Marzo paraguayo : la crise de mars 1999
Lino Oviedo est cependant le candidat du parti Colorado aux élections de 1998, mais la Cour suprême ne l'autorise pas à se présenter et le maintient emprisonné. C'est son rival, également du parti Colorado, Raùl Cubas, qui est élu en mai. Sa présidence est marquée par le conflit sur le statut d'Oviedo, qui influence la politique du gouvernement de Cubas. L'un des premiers actes officiels de Cubas est ainsi de commuer la peine d'Oviedo et de le libérer. Ces actes sont déclarés anticonstitutionnels en décembre 1998 par la Cour suprême. En février 1999, Cubas défie ouvertement la Cour, en refusant le retour d'Oviedo en prison. C'est dans ce contexte que le vice-président Luis Maria Argaña, rival de longue date d'Oviedo, est assassiné le 23 mars 1999, ce qui conduit la Chambre des députés à prononcer limpeachment de Cubas le 24. Le 26 mars, huit étudiants qui manifestaient contre le gouvernement sont assassinés, assassinat assez largement attribué aux partisans d'Oviedo. Cette exaction rend alors le vote du Sénat qui devait avoir lieu le 29 sur limpeachment inévitablement défavorable à Raùl Cubas, qui démissionne le 28. Le président du Sénat, Luis Ángel González Macchi, adversaire de Cubas, prononce le serment d'investiture présidentielle le même jour, malgré les craintes de coup d'État militaire. Cubas fuit au Brésil le 29 et y reçoit l'asile politique. Oviedo fuit lui aussi, en Argentine puis au Brésil. La demande d'extradition soumise par les autorités paraguayennes est rejetée en décembre 2001.

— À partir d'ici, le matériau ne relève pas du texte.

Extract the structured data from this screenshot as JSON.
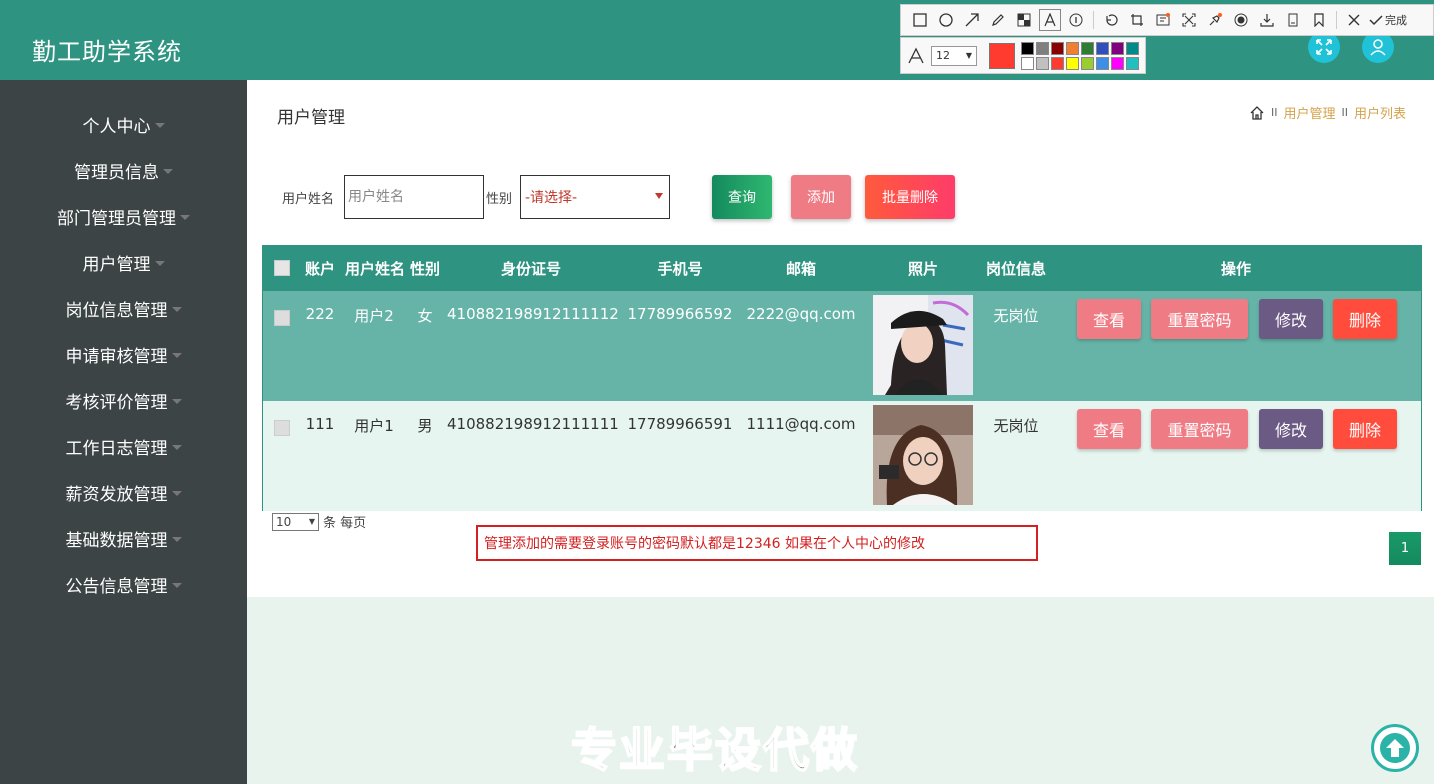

La présidence de Gonzalez Macchi
Le nouveau président offre des places dans son cabinet ministériel à des sénateurs représentatifs des trois principaux partis politiques pour créer une coalition gouvernementale. Même si le parti libéral se retire du gouvernement en février 2000, le gouvernement Gonzalez Macchi a réussi à trouver un consensus sur plusieurs réformes controversées, y compris les réformes économiques. Le libéral Julio César Franco remporte les élections d'août 2000 pour pourvoir au poste de vice-président. En août 2001, une procédure d'impeachment contre Gonzalez Macchi est examiné par le Congrès, pour des allégations de corruption et des accusations de gouvernement inefficace, mais ne l'approuve pas.
En 2003, Nicanor Duarte Frutos, du parti Colorado, est élu président.